Thursday, June 6, 2013

“Memoirs of General William T. Sherman”, by William Tecumseh Sherman


832 pages, Da Capo Press, ISBN13: 978-0306802133

There’s the example of Julius Caesar, of course; and in America there was Ulysses Grant, whose orders and dispatches were so concise and unequivocal that they were credited by his subordinates for many of his victories. Grant’s Memoirs are widely recognized as a classic of autobiography, as much for their literary merit as for their content. And then there is “Cump” Sherman, whose Memoirs must surely rate as high as either of the preceding two. Utterly unadorned yet vividly descriptive, witty(!), forthright, modest, down-to-earth, as thoroughly planned as any of his campaigns, which I find may be explained in part by his frequent assignment of logistic tasks in his early military career. He knew how to move supplies and keep account of where things were.

Like any 19th Century memoirist or Viking skald, Sherman feels obliged to trace his ancestry for a few pages, which I confess didn't immediately stir my interest. Then, however, when he begins his narrative of his military service in Florida, against the Seminoles, suddenly the saga comes to life. I learned more from this one chapter, as a primary source, about the early Americanization of Florida than from anything I've read elsewhere. I could feel the rash from the palmetto on my skin. Likewise, the two chapters on his years in California just after the invasion of Mexico, took me to Monterey, to Yerba Buena before it became San Francisco, and up the river to Sutter's Mill and the Gold Rush Country more vividly, more "virtually" in the game-boy sense of the word, than any historian's account of those years. Sherman was, in his blunt style, as fine a writer as Twain. No wonder he was so effective as a general: good writers (evidently) make good generals.

It's worth noting that Sherman was only slightly more successful during the 1850’s than Grant. Despite his intrepid energy, probity, and obvious business skills, he found himself in 1858 with no significant wealth, no stable occupation, and a family of a wife and four daughters. Perhaps it wasn't so easy, after all, for a person without deep pockets to achieve success in antebellum America, except by luck, dishonesty, or slavery. Sherman's last job before the election of Lincoln was as the superintendent of a "military seminary," that is, a school for the sons of planters, in Louisiana. Knowing that his moderate criticisms of the slave system would get him fired anyway, Sherman resigned as soon as Lincoln was elected. No one around him in Louisiana expressed any doubt that the preservation of slavery was the "fighting issue" behind secession.
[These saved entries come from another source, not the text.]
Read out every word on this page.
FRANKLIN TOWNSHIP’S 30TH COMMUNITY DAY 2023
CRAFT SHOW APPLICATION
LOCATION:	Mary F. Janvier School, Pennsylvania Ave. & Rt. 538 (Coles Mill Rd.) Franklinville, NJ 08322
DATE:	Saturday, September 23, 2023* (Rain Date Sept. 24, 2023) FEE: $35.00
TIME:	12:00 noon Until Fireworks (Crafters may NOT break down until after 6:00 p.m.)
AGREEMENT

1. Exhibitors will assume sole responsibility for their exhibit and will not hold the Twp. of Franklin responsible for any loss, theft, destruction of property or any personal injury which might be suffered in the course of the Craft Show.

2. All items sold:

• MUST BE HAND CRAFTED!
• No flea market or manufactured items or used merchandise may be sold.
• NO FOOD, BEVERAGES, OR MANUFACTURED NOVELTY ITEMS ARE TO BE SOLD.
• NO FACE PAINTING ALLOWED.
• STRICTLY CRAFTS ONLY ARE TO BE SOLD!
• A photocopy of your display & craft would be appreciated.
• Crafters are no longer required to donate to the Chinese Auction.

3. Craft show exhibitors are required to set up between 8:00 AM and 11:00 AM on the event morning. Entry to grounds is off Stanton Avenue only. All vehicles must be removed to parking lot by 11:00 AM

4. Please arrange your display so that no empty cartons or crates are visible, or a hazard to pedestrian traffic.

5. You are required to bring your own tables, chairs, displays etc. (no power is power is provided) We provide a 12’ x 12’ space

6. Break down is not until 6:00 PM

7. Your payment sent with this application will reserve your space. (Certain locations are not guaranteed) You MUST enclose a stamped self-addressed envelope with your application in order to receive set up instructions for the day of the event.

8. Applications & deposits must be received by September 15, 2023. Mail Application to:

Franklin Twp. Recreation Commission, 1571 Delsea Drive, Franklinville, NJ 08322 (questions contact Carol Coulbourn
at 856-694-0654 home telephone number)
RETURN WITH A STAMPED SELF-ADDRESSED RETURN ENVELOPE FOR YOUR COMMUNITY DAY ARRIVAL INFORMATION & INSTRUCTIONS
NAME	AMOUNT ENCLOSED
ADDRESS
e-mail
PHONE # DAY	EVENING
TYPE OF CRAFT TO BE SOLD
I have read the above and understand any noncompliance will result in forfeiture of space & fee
As Sherman left his youth behind and entered the fray of the Civil War, he shifts his tone from that of an adventurous raconteur to an earnest historian, and I've found that I need to read him differently also, less for pleasure than for historical knowledge. I've slowed down and taken time to evaluate his reportage in comparison to what I already “know” of Civil War historiography. Sherman's manner of constructing his narrative also changed; he began to incorporate documents (his field reports and letters, the field reports of other officers, etc.). By the mid 1870’s when Sherman wrote these memoirs, the true course of events and the soundest interpretation of them were already afire with controversy.

Sherman the man (and his memoirs) stands in vivid contrast to his contemporary and close friend U.S. Grant. Where Grant was modest and reserved, Sherman comes across as all nervous energy, talking up a storm and hardly able to sit still doing it. His memoirs are reflective of his personality, passionate and argumentative in between inserted copies of key correspondence. While less polished than Grant's, they are in many ways more entertaining and certainly more revealing of Sherman's feelings and personality. And he expresses an opinion on practically everything: his battles with newspaper reporters (whom he despised) date from an alleged nervous breakdown in the first year of the war; his exchange of correspondence with Confederate General John Bell Hood over the forced evacuation of Atlanta are a maelstrom in miniature of the passions behind the war itself. Sherman is more than frank about the politics within the Union Army, and its sometimes troubled relations with civilian authority. Above all, Sherman recognized the cruelty of the war, and was unwilling to sugarcoat that reality for anyone. Sherman and Grant each understood the grim arithmetic that the Confederate Armies must be bled to death in order for the Confederacy to be defeated and were prepared to carry out that strategy.

This book is highly recommended to students of the Civil War, who will find Sherman to be an instructive and even at times entertaining guide through those portions that he personally experienced.